Thursday, 24. May 2012
07.03.2010
 

Neue Völkerwanderung – Die schlimmen Folgen der Visumsfreiheit für Balkan-Bürger

Udo Ulfkotte

Seit Januar 2010 brauchen Bürger aus Mazedonien, Serbien und Montenegro kein Visum mehr, wenn sie in die wohlhabenden EU-Staaten wollen. Über die Folgen hat sich die Brüsseler Regierung offenkundig zuvor keine Gedanken gemacht. Nun machen die Reisebüros auf dem Balkan Überstunden. Und nicht nur Roma-Landfahrer machen sich in Scharen auf den Weg in die EU. Die Österreicher haben schon zehntausende »Touristen«, die nun nicht mehr gehen wollen. Und selbst in Schweden kommen in Städten wie Malmö auf einen Schlag tausend Roma an.

Jeden Tag kommen Busse mit Roma-Mitbürgern vom Balkan in Schweden an. In wenigen Tagen kamen allein tausend von ihnen nach Malmö. Sie hoffen dort auf ein Bleiberecht. Sie beantragen Asyl und Sozialhilfe. Schwedische Menschenrechtsgruppen unterstützen es, dass die Roma bleiben dürfen. Doch es geht nicht um einige tausend Roma – auf Europa rollt seit wenigen Wochen eine gewaltige Welle von armen Bürgern aus dem Balkan zu, denen man die Grenzen geöffnet hat: Armutsflüchtlinge.

Die Fluchtwelle begann mit einer Lüge. Nachdem die EU den Visumzwang für Balkan-Bürger aufhob, setzten Menschenhändler unter den Roma ein Gerücht in Umlauf: Wer im Besitz eines neuen biometrischen Passes sei, der könne nach Westeuropa auswandern.

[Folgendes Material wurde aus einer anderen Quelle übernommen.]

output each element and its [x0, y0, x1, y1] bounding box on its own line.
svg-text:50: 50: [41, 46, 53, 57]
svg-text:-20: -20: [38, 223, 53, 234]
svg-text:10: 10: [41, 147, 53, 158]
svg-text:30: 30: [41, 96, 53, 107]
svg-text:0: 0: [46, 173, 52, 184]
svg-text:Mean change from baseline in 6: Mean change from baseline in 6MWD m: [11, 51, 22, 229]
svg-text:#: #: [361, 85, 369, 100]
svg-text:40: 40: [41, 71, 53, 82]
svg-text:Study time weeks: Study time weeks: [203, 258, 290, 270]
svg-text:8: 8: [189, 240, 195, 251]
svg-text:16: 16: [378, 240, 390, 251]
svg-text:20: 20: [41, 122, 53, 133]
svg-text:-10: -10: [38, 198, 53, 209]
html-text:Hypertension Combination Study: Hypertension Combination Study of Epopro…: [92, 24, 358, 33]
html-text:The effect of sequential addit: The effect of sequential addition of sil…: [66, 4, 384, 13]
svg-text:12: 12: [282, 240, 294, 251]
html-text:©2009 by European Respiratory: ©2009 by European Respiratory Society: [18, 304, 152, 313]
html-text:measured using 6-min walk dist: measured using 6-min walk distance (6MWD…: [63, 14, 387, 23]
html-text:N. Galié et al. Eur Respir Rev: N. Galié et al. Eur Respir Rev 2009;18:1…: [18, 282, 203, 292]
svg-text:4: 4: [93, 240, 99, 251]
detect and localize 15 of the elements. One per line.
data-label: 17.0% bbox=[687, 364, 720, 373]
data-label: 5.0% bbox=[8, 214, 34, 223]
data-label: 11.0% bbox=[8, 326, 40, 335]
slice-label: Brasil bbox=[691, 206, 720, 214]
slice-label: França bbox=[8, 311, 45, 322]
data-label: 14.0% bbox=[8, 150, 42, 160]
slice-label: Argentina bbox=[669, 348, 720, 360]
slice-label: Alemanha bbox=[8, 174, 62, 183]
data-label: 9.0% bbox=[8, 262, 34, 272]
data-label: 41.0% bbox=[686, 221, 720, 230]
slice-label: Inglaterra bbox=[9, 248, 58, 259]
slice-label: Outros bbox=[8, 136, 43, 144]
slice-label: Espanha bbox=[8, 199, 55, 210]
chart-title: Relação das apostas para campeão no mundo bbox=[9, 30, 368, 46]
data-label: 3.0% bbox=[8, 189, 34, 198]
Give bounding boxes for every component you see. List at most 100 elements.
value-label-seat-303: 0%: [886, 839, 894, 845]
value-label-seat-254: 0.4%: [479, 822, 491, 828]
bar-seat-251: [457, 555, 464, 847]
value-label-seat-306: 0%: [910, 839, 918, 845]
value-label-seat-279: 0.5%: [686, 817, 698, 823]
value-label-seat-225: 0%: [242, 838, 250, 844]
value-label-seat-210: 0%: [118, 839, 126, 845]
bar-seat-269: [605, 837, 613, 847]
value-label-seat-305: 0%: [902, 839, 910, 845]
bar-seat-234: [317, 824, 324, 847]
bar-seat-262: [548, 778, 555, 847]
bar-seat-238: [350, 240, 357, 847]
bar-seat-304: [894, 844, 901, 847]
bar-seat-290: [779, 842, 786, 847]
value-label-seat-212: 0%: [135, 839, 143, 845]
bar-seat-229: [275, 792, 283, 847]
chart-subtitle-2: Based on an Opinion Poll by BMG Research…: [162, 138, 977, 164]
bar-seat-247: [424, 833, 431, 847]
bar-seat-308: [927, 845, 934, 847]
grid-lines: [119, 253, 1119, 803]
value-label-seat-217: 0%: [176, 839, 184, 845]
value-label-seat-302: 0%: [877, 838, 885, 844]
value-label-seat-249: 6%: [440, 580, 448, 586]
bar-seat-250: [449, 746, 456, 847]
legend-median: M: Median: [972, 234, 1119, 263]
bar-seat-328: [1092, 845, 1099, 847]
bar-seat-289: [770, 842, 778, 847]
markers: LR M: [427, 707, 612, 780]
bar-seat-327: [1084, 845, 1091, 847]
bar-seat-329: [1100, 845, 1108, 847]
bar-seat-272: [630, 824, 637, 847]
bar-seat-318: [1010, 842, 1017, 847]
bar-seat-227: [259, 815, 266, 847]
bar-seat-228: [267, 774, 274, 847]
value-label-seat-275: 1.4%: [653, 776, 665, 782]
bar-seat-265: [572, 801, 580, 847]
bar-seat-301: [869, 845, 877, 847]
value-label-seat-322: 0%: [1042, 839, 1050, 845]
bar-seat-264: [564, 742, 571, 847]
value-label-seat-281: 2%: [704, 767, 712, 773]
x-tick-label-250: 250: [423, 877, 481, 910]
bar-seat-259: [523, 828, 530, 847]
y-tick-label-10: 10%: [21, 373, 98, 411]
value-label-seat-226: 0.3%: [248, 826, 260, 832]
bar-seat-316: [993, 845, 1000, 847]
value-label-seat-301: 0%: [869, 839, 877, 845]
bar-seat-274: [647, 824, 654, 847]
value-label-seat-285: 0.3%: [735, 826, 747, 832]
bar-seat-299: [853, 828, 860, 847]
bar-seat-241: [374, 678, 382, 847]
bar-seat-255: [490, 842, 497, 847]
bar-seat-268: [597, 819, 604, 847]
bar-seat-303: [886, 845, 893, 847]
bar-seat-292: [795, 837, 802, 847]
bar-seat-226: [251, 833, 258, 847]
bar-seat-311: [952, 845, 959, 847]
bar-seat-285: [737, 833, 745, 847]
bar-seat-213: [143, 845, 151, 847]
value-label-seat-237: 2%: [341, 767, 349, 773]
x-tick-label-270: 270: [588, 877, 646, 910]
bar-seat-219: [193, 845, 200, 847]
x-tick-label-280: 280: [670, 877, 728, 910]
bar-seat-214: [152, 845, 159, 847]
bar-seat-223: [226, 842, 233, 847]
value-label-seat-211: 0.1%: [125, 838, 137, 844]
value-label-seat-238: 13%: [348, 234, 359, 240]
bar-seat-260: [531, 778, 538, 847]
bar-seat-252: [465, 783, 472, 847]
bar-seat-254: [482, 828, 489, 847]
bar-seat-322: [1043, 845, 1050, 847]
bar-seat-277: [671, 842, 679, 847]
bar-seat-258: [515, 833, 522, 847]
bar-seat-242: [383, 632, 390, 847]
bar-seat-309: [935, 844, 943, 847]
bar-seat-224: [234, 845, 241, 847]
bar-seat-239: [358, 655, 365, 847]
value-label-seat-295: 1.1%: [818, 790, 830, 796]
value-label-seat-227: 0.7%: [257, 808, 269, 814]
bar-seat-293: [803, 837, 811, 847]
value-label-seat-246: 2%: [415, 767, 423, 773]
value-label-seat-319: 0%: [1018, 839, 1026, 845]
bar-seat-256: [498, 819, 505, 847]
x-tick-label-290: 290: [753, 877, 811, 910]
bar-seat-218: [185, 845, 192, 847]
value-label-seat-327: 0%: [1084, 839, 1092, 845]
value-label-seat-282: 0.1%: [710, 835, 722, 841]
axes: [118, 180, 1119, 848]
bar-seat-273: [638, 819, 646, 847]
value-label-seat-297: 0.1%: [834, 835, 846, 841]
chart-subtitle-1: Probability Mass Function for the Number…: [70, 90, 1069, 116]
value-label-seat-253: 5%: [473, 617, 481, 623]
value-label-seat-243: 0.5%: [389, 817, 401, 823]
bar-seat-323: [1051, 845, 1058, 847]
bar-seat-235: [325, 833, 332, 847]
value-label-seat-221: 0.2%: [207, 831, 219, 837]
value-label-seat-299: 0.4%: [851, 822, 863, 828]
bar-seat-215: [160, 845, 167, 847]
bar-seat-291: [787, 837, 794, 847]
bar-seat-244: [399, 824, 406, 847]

In vielen EU-Staaten erhalte man jetzt Bargeld und Asyl.

Hunderttausende Bürger vom Balkan beantragten seit Jahresbeginn Sozialhilfe und Asyl in Europa: Ende 2009 hatte die Europäische Union die Visumspflicht für Bürger aus Mazedonien, Serbien und Montenegro aufgehoben. Einfach so. Ohne nachzudenken. Die Reisebüros auf dem Balkan machen jetzt Überstunden, aus vielen Dörfern fahren nun täglich durchschnittlich fünf Reisebusse in die EU. Die armen Migranten stellen entweder Asylanträge und beantragen Sozialleistungen oder sie suchen trotz Arbeitsverbots als »Touristen« Schwarzarbeit – allein in Österreich von Januar bis Ende Februar Zehntausende Albaner und Ex-Jugoslawen. Nicht nur österreichische Zeitungen sprechen von einer »Völkerwanderung«. Da heißt es etwa: »Nach Angaben des Innenministeriums und der Grenzpolizei in Skopje haben bisher bis zu 170.000 Mazedonier ihre Heimat verlassen. Davon sind mehr als zwei Drittel nicht zurückgekehrt. Experten in Brüssel befürchten, dass sie in der EU untergetaucht sind.«

Schlimmer noch als Österreich trifft es derzeit Deutschland, die Schweiz und skandinavische Länder. Mehrere hunderttausend Albaner reisen mit auf 90 Tage befristeten Touristenvisa ein und werden wohl in die Illegalität abtauchen, um einer Ausweisung zu entgehen. Aufhalten kann das alles niemand, denn in den Schengen-Staaten wurden die entsprechenden Kontrollen ja von der EU bewusst abgeschafft. Auf Druck der EU gehen die mazedonischen Behörden nun gegen Reisebüros vor, die die Roma nach Westeuropa befördert haben.

Während man in Österreich über ein Bettelverbot für Roma diskutiert, richtet man in Berlin Dauerquartiere für diese ein. In anderen EU-Staaten gibt es derweilen rassistische Äußerungen ranghoher Politiker in Bezug auf die armen Roma. »Wir haben in Rumänien ein natürlich psychologisches Phänomen der Kriminalität unter bestimmten Minderheiten, vor allem bei den Roma«, sagte der rumänische Außenminister Teodor Baconschi während eines Treffens mit dem französischen Staatssekretär für europäische Angelegenheiten Pierre Lellouche und handelte sich hiermit umgehend Forderungen von Menschenrechtlern nach seinem Rücktritt ein. Baconschi hatte diese Aussage im Zusammenhang mit einer Klage der Franzosen über stark gestiegenen Kriminalität in Frankreich durch rumänische Kriminelle gemacht.

Nach der Visumfreiheit für den Balkan erwägt die EU in einem nächsten Schritt auch die Visumspflicht für die Türkei abzuschaffen. Die Regierungen der Mitgliedsstaaten werden auch das nicht verhindern.